Some researches suggest that a lifestyle that is not healthy will have a greater risk of developing hypertension, risk factors such as smoking, lack of activity and stress which will eventually lead to stroke. Hypertension is a disease that cannot be separated from the gay life is not healthy to be a precipitating factor the emergence of hypertension, so this needs to be detected early is with regular blood pressure checks and most importantly eliminates the primary disease that became a trigger hypertension19,23.

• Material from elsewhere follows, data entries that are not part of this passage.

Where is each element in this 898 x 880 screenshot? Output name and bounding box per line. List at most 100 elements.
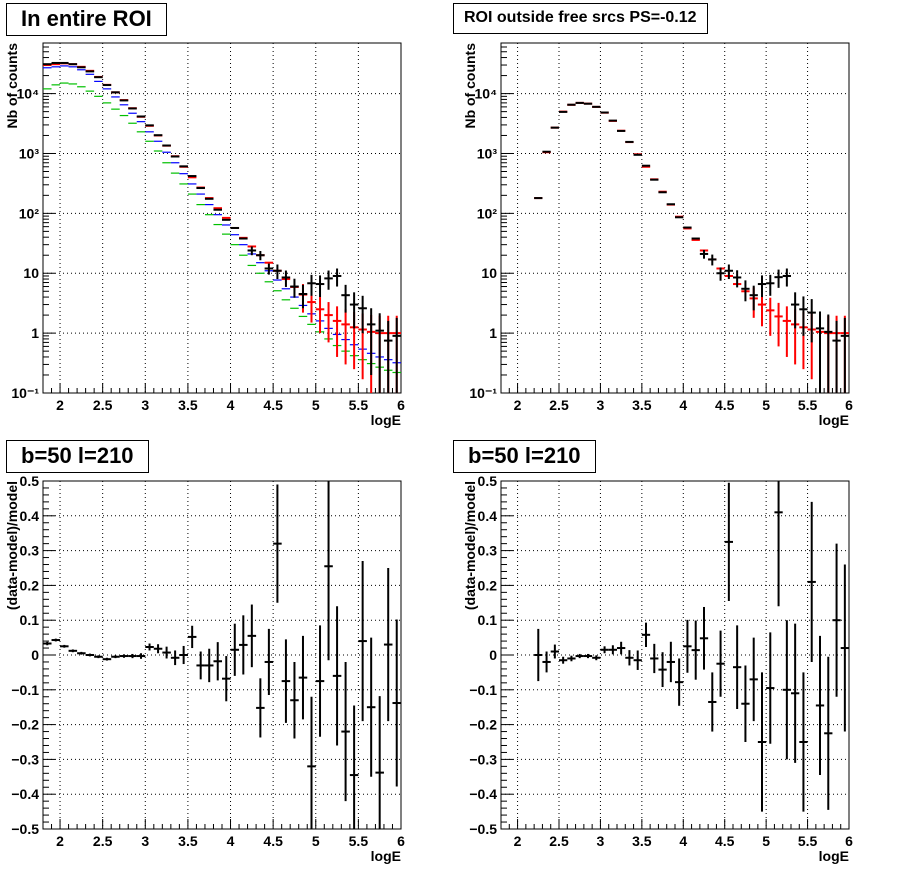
- data-point: [332, 306, 342, 357]
- data-point: [298, 635, 308, 720]
- data-point: [358, 295, 367, 334]
- x-tick-label: 3: [597, 397, 605, 413]
- data-point: [824, 656, 833, 810]
- data-point: [757, 292, 767, 327]
- data-point: [341, 309, 350, 365]
- data-point: [708, 254, 717, 266]
- data-point: [349, 705, 359, 829]
- data-point: [840, 317, 849, 393]
- y-axis-label: (data-model)/model: [4, 481, 20, 610]
- y-tick-label: −0.4: [469, 786, 497, 802]
- data-point: [716, 267, 725, 281]
- y-tick-label: 0.2: [478, 577, 498, 593]
- panel-top-left: 2 2.5 3 3.5 4 4.5 5 5.5 6 10⁻¹ 1 10 10² 10³ 10⁴ logE Nb …: [0, 0, 449, 437]
- data-point: [230, 623, 240, 676]
- data-point: [213, 642, 222, 681]
- x-tick-label: 3: [141, 833, 149, 849]
- x-tick-label: 2: [56, 833, 64, 849]
- data-point: [179, 645, 188, 665]
- x-tick-label: 2: [514, 833, 522, 849]
- data-point: [204, 648, 214, 683]
- data-point: [741, 665, 750, 742]
- data-point: [145, 643, 154, 651]
- data-point: [749, 285, 758, 311]
- data-point: [375, 313, 384, 393]
- data-point: [675, 658, 684, 706]
- data-point: [111, 655, 120, 659]
- x-tick-label: 3: [141, 397, 149, 413]
- data-point: [757, 672, 767, 812]
- data-point: [757, 275, 767, 298]
- y-tick-label: 10³: [477, 145, 498, 161]
- data-point: [222, 656, 231, 702]
- chart-title: In entire ROI: [6, 3, 167, 36]
- data-point: [324, 302, 333, 343]
- y-tick-label: 1: [489, 325, 497, 341]
- data-point: [170, 650, 180, 666]
- data-point: [51, 638, 61, 642]
- data-point: [315, 625, 325, 737]
- data-point: [366, 308, 376, 375]
- data-point: [247, 604, 257, 668]
- data-point: [774, 481, 783, 607]
- data-point: [807, 501, 816, 662]
- y-tick-label: 10⁻¹: [11, 385, 39, 401]
- data-point: [583, 653, 593, 659]
- data-point: [332, 606, 342, 746]
- data-point: [366, 637, 376, 777]
- data-point: [542, 651, 551, 673]
- data-point: [666, 641, 675, 683]
- data-point: [824, 314, 833, 393]
- y-tick-label: 0.5: [478, 473, 498, 489]
- data-point: [691, 620, 700, 680]
- data-point: [782, 306, 791, 357]
- data-point: [832, 320, 841, 393]
- data-point: [239, 615, 248, 675]
- plot-frame: [42, 42, 402, 394]
- data-point: [559, 656, 568, 664]
- chart-title: b=50 l=210: [453, 440, 596, 473]
- x-tick-label: 5.5: [349, 397, 369, 413]
- data-point: [658, 652, 667, 688]
- data-point: [699, 606, 709, 670]
- data-point: [699, 249, 709, 259]
- data-point: [791, 292, 800, 329]
- data-point: [307, 274, 316, 296]
- x-tick-label: 5: [312, 397, 320, 413]
- data-point: [307, 696, 316, 829]
- x-tick-label: 4.5: [715, 833, 735, 849]
- y-tick-label: 0.4: [20, 508, 40, 524]
- data-point: [290, 661, 299, 739]
- y-axis-label: Nb of counts: [462, 43, 478, 129]
- data-point: [625, 650, 634, 666]
- y-tick-label: −0.5: [11, 821, 39, 837]
- y-tick-label: 10⁴: [17, 86, 40, 102]
- data-point: [264, 263, 274, 275]
- data-point: [782, 268, 791, 287]
- x-tick-label: 5: [312, 833, 320, 849]
- data-point: [749, 637, 758, 722]
- plot-frame: [500, 42, 850, 394]
- data-point: [608, 645, 617, 655]
- data-point: [102, 657, 112, 661]
- x-tick-label: 3.5: [632, 833, 652, 849]
- x-tick-label: 5: [762, 833, 770, 849]
- plot-frame: [500, 480, 850, 830]
- x-tick-label: 2.5: [93, 833, 113, 849]
- data-point: [575, 653, 584, 659]
- data-point: [85, 653, 95, 657]
- y-tick-label: 10²: [19, 205, 40, 221]
- data-point: [633, 650, 642, 670]
- chart-top-right: 2 2.5 3 3.5 4 4.5 5 5.5 6 10⁻¹ 1 10 10² 10³ 10⁴ logE Nb …: [462, 42, 853, 428]
- data-point: [315, 297, 325, 334]
- data-point: [782, 620, 791, 760]
- data-point: [683, 619, 692, 673]
- data-point: [383, 320, 393, 393]
- y-tick-label: −0.2: [11, 717, 39, 733]
- x-axis-label: logE: [819, 848, 849, 864]
- data-point: [119, 654, 129, 658]
- x-tick-label: 2.5: [549, 833, 569, 849]
- data-point: [290, 278, 299, 298]
- y-tick-label: 10⁻¹: [469, 385, 497, 401]
- data-point: [68, 649, 78, 653]
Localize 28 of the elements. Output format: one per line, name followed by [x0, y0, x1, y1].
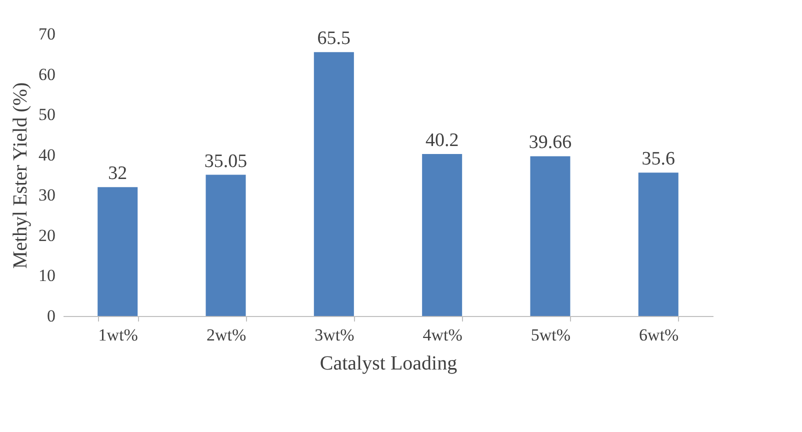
x-axis-title: Catalyst Loading: [320, 352, 458, 374]
data-label: 35.05: [204, 150, 248, 172]
bar: [98, 187, 138, 316]
data-label: 39.66: [528, 132, 572, 154]
y-tick-label: 20: [38, 226, 56, 245]
x-tick-label: 6wt%: [639, 326, 679, 344]
y-tick-label: 60: [38, 64, 56, 84]
y-axis-title: Methyl Ester Yield (%): [10, 82, 32, 269]
y-tick-label: 30: [38, 186, 56, 205]
bar: [530, 156, 570, 316]
y-tick-label: 50: [38, 105, 56, 124]
data-label: 65.5: [317, 28, 351, 50]
bar: [638, 172, 678, 316]
bar: [206, 174, 246, 316]
y-tick-label: 40: [38, 145, 56, 164]
x-tick-label: 1wt%: [98, 326, 138, 344]
data-label: 32: [108, 163, 128, 184]
x-tick-label: 5wt%: [530, 326, 571, 344]
y-tick-label: 0: [47, 306, 56, 326]
y-tick-label: 70: [38, 24, 56, 44]
bar: [314, 52, 354, 316]
bar: [422, 154, 462, 316]
x-tick-label: 2wt%: [206, 326, 246, 344]
x-tick-label: 3wt%: [314, 326, 354, 344]
data-label: 40.2: [425, 130, 459, 152]
data-label: 35.6: [642, 148, 676, 170]
y-tick-label: 10: [38, 266, 56, 286]
x-tick-label: 4wt%: [422, 326, 462, 344]
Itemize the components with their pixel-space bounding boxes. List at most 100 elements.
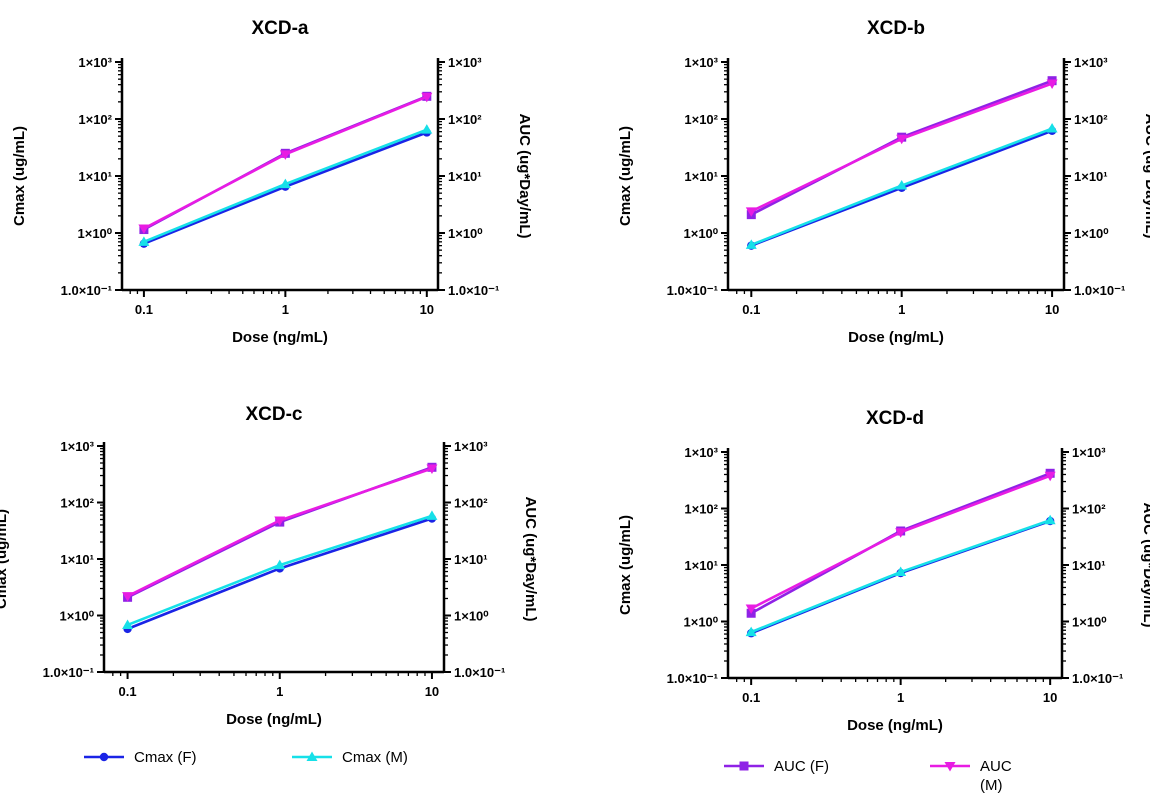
data-point: [1046, 79, 1058, 89]
x-tick-label: 0.1: [135, 302, 153, 317]
legend-label-line: (M): [980, 777, 1003, 794]
data-point: [895, 566, 907, 577]
y-tick-label: 1×10³: [684, 55, 718, 70]
y-tick-label: 1.0×10⁻¹: [43, 665, 94, 680]
data-point: [1046, 123, 1058, 133]
data-point: [138, 224, 150, 234]
data-point: [274, 516, 286, 527]
data-point: [122, 592, 134, 602]
data-point: [426, 510, 438, 520]
y-tick-label: 1×10³: [78, 55, 112, 70]
data-point: [421, 124, 433, 134]
data-point: [745, 626, 757, 637]
chart-panel-b: XCD-b 1.0×10⁻¹ 1.0×10⁻¹ 1×10⁰ 1×10⁰ 1×10¹ 1×10…: [617, 18, 1150, 346]
y2-tick-label: 1×10²: [448, 112, 482, 127]
y-axis-label-left: Cmax (ug/mL): [617, 515, 634, 615]
y-tick-label: 1×10²: [78, 112, 112, 127]
y-tick-label: 1.0×10⁻¹: [667, 671, 718, 686]
y-tick-label: 1.0×10⁻¹: [61, 283, 112, 298]
y-tick-label: 1×10¹: [684, 558, 718, 573]
x-axis-label: Dose (ng/mL): [232, 329, 328, 346]
y-tick-label: 1×10³: [684, 445, 718, 460]
data-point: [1044, 471, 1056, 482]
y-tick-label: 1×10¹: [78, 169, 112, 184]
legend-item: AUC (M): [930, 758, 1012, 794]
y2-tick-label: 1.0×10⁻¹: [454, 665, 505, 680]
y2-tick-label: 1×10⁰: [454, 609, 489, 624]
x-tick-label: 0.1: [742, 690, 760, 705]
y2-tick-label: 1×10¹: [1072, 558, 1106, 573]
data-point: [426, 464, 438, 474]
y2-tick-label: 1×10²: [454, 496, 488, 511]
data-point: [896, 134, 908, 145]
series-line: [143, 95, 428, 230]
legend-item: Cmax (M): [292, 749, 408, 766]
data-point: [421, 92, 433, 103]
y-axis-label-right: AUC (ug*Day/mL): [516, 113, 533, 238]
legend-label: AUC (F): [774, 758, 829, 775]
legend-marker: [944, 762, 956, 772]
chart-title: XCD-a: [251, 18, 308, 39]
y-tick-label: 1.0×10⁻¹: [667, 283, 718, 298]
legend-label: Cmax (F): [134, 749, 197, 766]
y2-tick-label: 1×10²: [1072, 502, 1106, 517]
x-axis-label: Dose (ng/mL): [226, 711, 322, 728]
y-axis-label-left: Cmax (ug/mL): [11, 126, 28, 226]
y2-tick-label: 1×10²: [1074, 112, 1108, 127]
y2-tick-label: 1×10³: [448, 55, 482, 70]
x-tick-label: 0.1: [742, 302, 760, 317]
y2-tick-label: 1×10¹: [1074, 169, 1108, 184]
y2-tick-label: 1×10³: [1074, 55, 1108, 70]
data-point: [745, 239, 757, 249]
x-tick-label: 1: [276, 684, 283, 699]
y-tick-label: 1×10⁰: [78, 226, 113, 241]
y-tick-label: 1×10⁰: [684, 615, 719, 630]
data-point: [138, 236, 150, 246]
y2-tick-label: 1.0×10⁻¹: [1074, 283, 1125, 298]
data-point: [1044, 514, 1056, 525]
series-line: [143, 95, 428, 231]
legend-marker: [306, 751, 318, 761]
data-point: [896, 180, 908, 190]
legend-label: Cmax (M): [342, 749, 408, 766]
chart-panel-a: XCD-a 1.0×10⁻¹ 1.0×10⁻¹ 1×10⁰ 1×10⁰ 1×10¹ 1×10…: [11, 18, 533, 346]
legend-label: AUC (M): [980, 758, 1012, 794]
x-tick-label: 10: [1043, 690, 1057, 705]
y2-tick-label: 1×10¹: [454, 552, 488, 567]
chart-panel-d: XCD-d 1.0×10⁻¹ 1.0×10⁻¹ 1×10⁰ 1×10⁰ 1×10¹ 1×10…: [617, 408, 1150, 734]
x-axis-label: Dose (ng/mL): [848, 329, 944, 346]
y-axis-label-left: Cmax (ug/mL): [0, 509, 10, 609]
data-point: [279, 178, 291, 189]
y2-tick-label: 1×10¹: [448, 169, 482, 184]
y2-tick-label: 1×10⁰: [1074, 226, 1109, 241]
data-point: [279, 150, 291, 160]
x-tick-label: 10: [420, 302, 434, 317]
legend-item: Cmax (F): [84, 749, 197, 766]
y-tick-label: 1×10³: [60, 439, 94, 454]
x-tick-label: 1: [898, 302, 905, 317]
y-axis-label-left: Cmax (ug/mL): [617, 126, 634, 226]
chart-title: XCD-d: [866, 408, 924, 429]
y-tick-label: 1×10⁰: [60, 609, 95, 624]
legend-marker: [739, 761, 749, 771]
legend-label-line: AUC: [980, 758, 1012, 775]
chart-panel-c: XCD-c 1.0×10⁻¹ 1.0×10⁻¹ 1×10⁰ 1×10⁰ 1×10¹ 1×10…: [0, 404, 539, 728]
x-tick-label: 10: [425, 684, 439, 699]
x-tick-label: 0.1: [119, 684, 137, 699]
x-axis-label: Dose (ng/mL): [847, 717, 943, 734]
y-axis-label-right: AUC (ug*Day/mL): [1142, 113, 1150, 238]
y-tick-label: 1×10²: [684, 502, 718, 517]
y-tick-label: 1×10⁰: [684, 226, 719, 241]
y2-tick-label: 1.0×10⁻¹: [448, 283, 499, 298]
x-tick-label: 10: [1045, 302, 1059, 317]
chart-title: XCD-b: [867, 18, 925, 39]
y-tick-label: 1×10¹: [684, 169, 718, 184]
y2-tick-label: 1.0×10⁻¹: [1072, 671, 1123, 686]
chart-title: XCD-c: [245, 404, 302, 425]
y-axis-label-right: AUC (ug*Day/mL): [522, 496, 539, 621]
y-tick-label: 1×10²: [684, 112, 718, 127]
data-point: [895, 528, 907, 538]
y2-tick-label: 1×10³: [454, 439, 488, 454]
y-tick-label: 1×10¹: [60, 552, 94, 567]
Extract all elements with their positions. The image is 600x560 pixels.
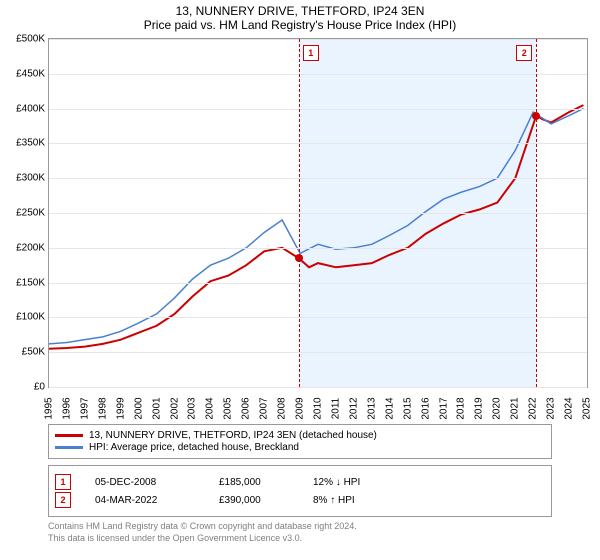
event-marker-icon: 1 xyxy=(303,45,319,61)
x-axis-label: 2015 xyxy=(402,397,413,419)
x-axis-label: 2010 xyxy=(313,397,324,419)
event-date: 05-DEC-2008 xyxy=(95,477,195,488)
x-axis-label: 2013 xyxy=(366,397,377,419)
attribution-line: This data is licensed under the Open Gov… xyxy=(48,533,552,545)
event-delta: 12% ↓ HPI xyxy=(313,477,360,488)
x-axis-label: 1996 xyxy=(61,397,72,419)
y-axis-label: £350K xyxy=(16,138,45,149)
event-marker-icon: 2 xyxy=(516,45,532,61)
y-axis-label: £200K xyxy=(16,242,45,253)
x-axis-label: 2009 xyxy=(295,397,306,419)
attribution: Contains HM Land Registry data © Crown c… xyxy=(48,521,552,544)
event-table: 1 05-DEC-2008 £185,000 12% ↓ HPI 2 04-MA… xyxy=(48,465,552,517)
x-axis-label: 2019 xyxy=(474,397,485,419)
legend-item: 13, NUNNERY DRIVE, THETFORD, IP24 3EN (d… xyxy=(55,430,545,441)
y-axis-label: £300K xyxy=(16,173,45,184)
legend-label: HPI: Average price, detached house, Brec… xyxy=(89,442,299,453)
x-axis-label: 2006 xyxy=(241,397,252,419)
event-marker-icon: 2 xyxy=(55,492,71,508)
x-axis-label: 2018 xyxy=(456,397,467,419)
y-axis-label: £50K xyxy=(22,347,45,358)
event-date: 04-MAR-2022 xyxy=(95,495,195,506)
event-delta: 8% ↑ HPI xyxy=(313,495,355,506)
x-axis-label: 2011 xyxy=(330,398,341,420)
event-price: £185,000 xyxy=(219,477,289,488)
legend: 13, NUNNERY DRIVE, THETFORD, IP24 3EN (d… xyxy=(48,424,552,459)
x-axis-label: 2004 xyxy=(205,397,216,419)
y-axis-label: £100K xyxy=(16,312,45,323)
x-axis-label: 2012 xyxy=(348,397,359,419)
event-row: 2 04-MAR-2022 £390,000 8% ↑ HPI xyxy=(55,492,545,508)
legend-item: HPI: Average price, detached house, Brec… xyxy=(55,442,545,453)
event-row: 1 05-DEC-2008 £185,000 12% ↓ HPI xyxy=(55,474,545,490)
event-marker-icon: 1 xyxy=(55,474,71,490)
y-axis-label: £150K xyxy=(16,277,45,288)
x-axis-label: 1997 xyxy=(79,397,90,419)
x-axis-label: 2001 xyxy=(151,397,162,419)
series-line xyxy=(49,105,583,349)
x-axis-label: 2020 xyxy=(492,397,503,419)
legend-swatch xyxy=(55,434,83,437)
x-axis-label: 2016 xyxy=(420,397,431,419)
chart-area: £0£50K£100K£150K£200K£250K£300K£350K£400… xyxy=(48,38,588,388)
attribution-line: Contains HM Land Registry data © Crown c… xyxy=(48,521,552,533)
legend-swatch xyxy=(55,446,83,449)
y-axis-label: £250K xyxy=(16,208,45,219)
x-axis-label: 2003 xyxy=(187,397,198,419)
x-axis-label: 2025 xyxy=(582,397,593,419)
x-axis-label: 2000 xyxy=(133,397,144,419)
x-axis-label: 2005 xyxy=(223,397,234,419)
x-axis-label: 2022 xyxy=(528,397,539,419)
event-price: £390,000 xyxy=(219,495,289,506)
event-dot-icon xyxy=(295,254,303,262)
title-address: 13, NUNNERY DRIVE, THETFORD, IP24 3EN xyxy=(0,0,600,18)
event-line xyxy=(299,39,300,387)
legend-label: 13, NUNNERY DRIVE, THETFORD, IP24 3EN (d… xyxy=(89,430,377,441)
x-axis-label: 2007 xyxy=(259,397,270,419)
x-axis-label: 2008 xyxy=(277,397,288,419)
x-axis-label: 2014 xyxy=(384,397,395,419)
x-axis-label: 2024 xyxy=(564,397,575,419)
y-axis-label: £450K xyxy=(16,68,45,79)
title-subtitle: Price paid vs. HM Land Registry's House … xyxy=(0,18,600,32)
event-dot-icon xyxy=(532,112,540,120)
x-axis-label: 2023 xyxy=(546,397,557,419)
x-axis-label: 2002 xyxy=(169,397,180,419)
y-axis-label: £500K xyxy=(16,34,45,45)
y-axis-label: £0 xyxy=(34,382,45,393)
x-axis-label: 2017 xyxy=(438,397,449,419)
chart-container: 13, NUNNERY DRIVE, THETFORD, IP24 3EN Pr… xyxy=(0,0,600,560)
x-axis-label: 1998 xyxy=(97,397,108,419)
y-axis-label: £400K xyxy=(16,103,45,114)
x-axis-label: 1999 xyxy=(115,397,126,419)
x-axis-label: 1995 xyxy=(44,397,55,419)
x-axis-label: 2021 xyxy=(510,397,521,419)
event-line xyxy=(536,39,537,387)
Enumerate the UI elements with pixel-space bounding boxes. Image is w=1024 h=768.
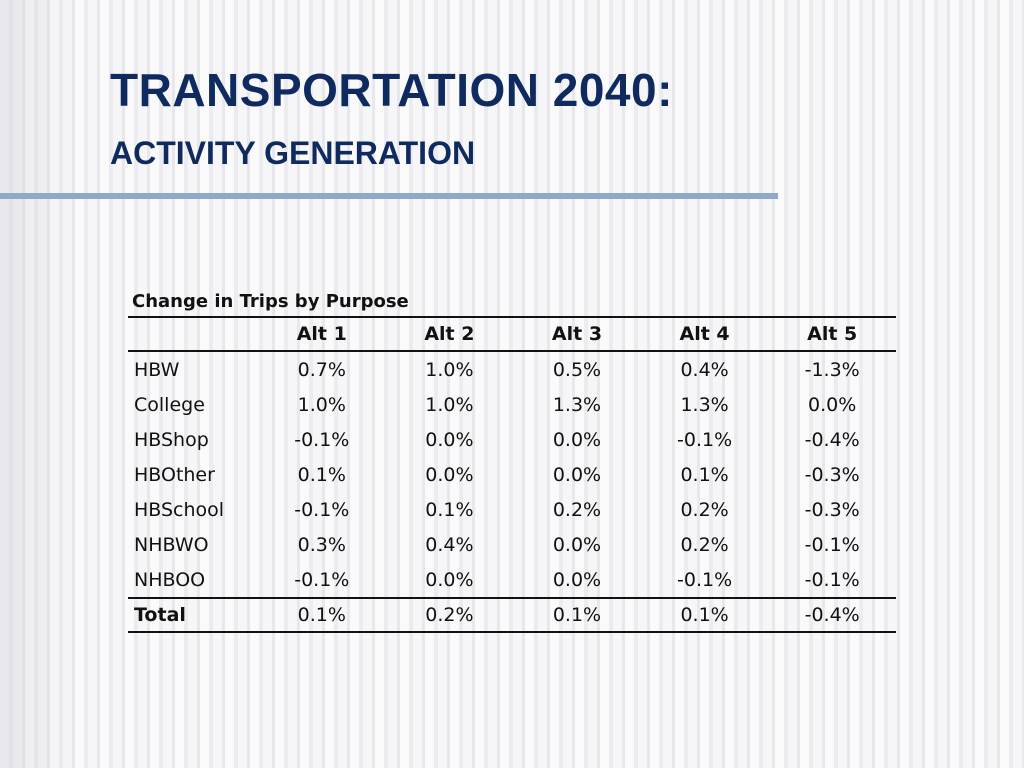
table-cell: 0.0% xyxy=(425,568,474,591)
table-cell: -0.1% xyxy=(294,568,350,591)
table-row: College 1.0% 1.0% 1.3% 1.3% 0.0% xyxy=(128,387,896,422)
table-cell: 0.1% xyxy=(680,463,729,486)
row-label: HBW xyxy=(134,358,180,381)
table-cell: 0.2% xyxy=(680,498,729,521)
slide-subtitle: ACTIVITY GENERATION xyxy=(110,135,476,171)
total-cell: 0.1% xyxy=(297,604,346,626)
table-cell: 0.0% xyxy=(552,463,602,486)
table-cell: -0.1% xyxy=(294,498,350,521)
table-row: NHBWO 0.3% 0.4% 0.0% 0.2% -0.1% xyxy=(128,527,896,562)
table-cell: 0.4% xyxy=(425,533,474,556)
column-header-alt-2: Alt 2 xyxy=(424,323,475,345)
table-row: HBShop -0.1% 0.0% 0.0% -0.1% -0.4% xyxy=(128,422,896,457)
table-cell: 0.1% xyxy=(425,498,474,521)
table-cell: 1.0% xyxy=(425,358,474,381)
table-cell: 1.3% xyxy=(680,393,729,416)
table-row: NHBOO -0.1% 0.0% 0.0% -0.1% -0.1% xyxy=(128,562,896,598)
table-cell: 0.0% xyxy=(552,428,602,451)
table-cell: 1.3% xyxy=(552,393,602,416)
row-label: HBSchool xyxy=(134,498,225,521)
total-label: Total xyxy=(134,604,186,626)
table-cell: -0.1% xyxy=(804,533,860,556)
table-cell: 0.2% xyxy=(680,533,729,556)
row-label: College xyxy=(134,393,205,416)
table-row: HBSchool -0.1% 0.1% 0.2% 0.2% -0.3% xyxy=(128,492,896,527)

Some researches show that someone who is overweight has more than 20% and hypercholesterolemia have a greater risk of developing hypertension24. The risk factors are mainly due to a lifestyle that is not healthy. Socio-cultural factors in Indonesian society are different from those in developed countries, so that factors related to the occurrence of hypertension in Indonesia have different possibilities. Performing regular activities (aerobic physical activity for 30-45 min day‾1) is known to be effective in reducing the relative risk of hypertension by 19-30%. Thus, is the case with low respiration cardio fitness in middle age are thought to increase the risk of hypertension by 50%19,25,26.

The implication of this research is to prevent the occurrence of stroke so everyone should keep the pattern of his life, especially physical activity, smoking and stress. The application of this research is the existence of a planned program both individually and government programs to ensure that the lifestyle of the community can be maintained properly.

Limitations of this study:

The secondary data were used; thus, the information obtained was limited
Not all lifestyle factors could be included as research variables

CONCLUSION

Less physical activity, smoking and stressful lifestyle behaviors can lead to hypertension, leading to a stroke. Hypertension is the risk factor that most influences the incidence of stroke compared to other risk factors, but all of these risk factors can be scaled with lifestyle modification.

SIGNIFICANCE STATEMENT

This study discovers that less physical activity is the most important lifestyle in the incidence of stroke. Then, combination with smoking can lead to the occurrence of arteriosclerosis, which aggravates the occurrence of hypertension. This study will help the researcher to uncover the critical point of stroke occurrence conclude that stroke still attacks middle-aged individuals but has begun to shift to younger individuals along with lifestyle changes.

ACKNOWLEDGMENTS

Authors would like to thank the director of the Dr. Wahidin Sudirohusodo General Hospital and the Director of the Teaching Hospital of Hasanuddin University.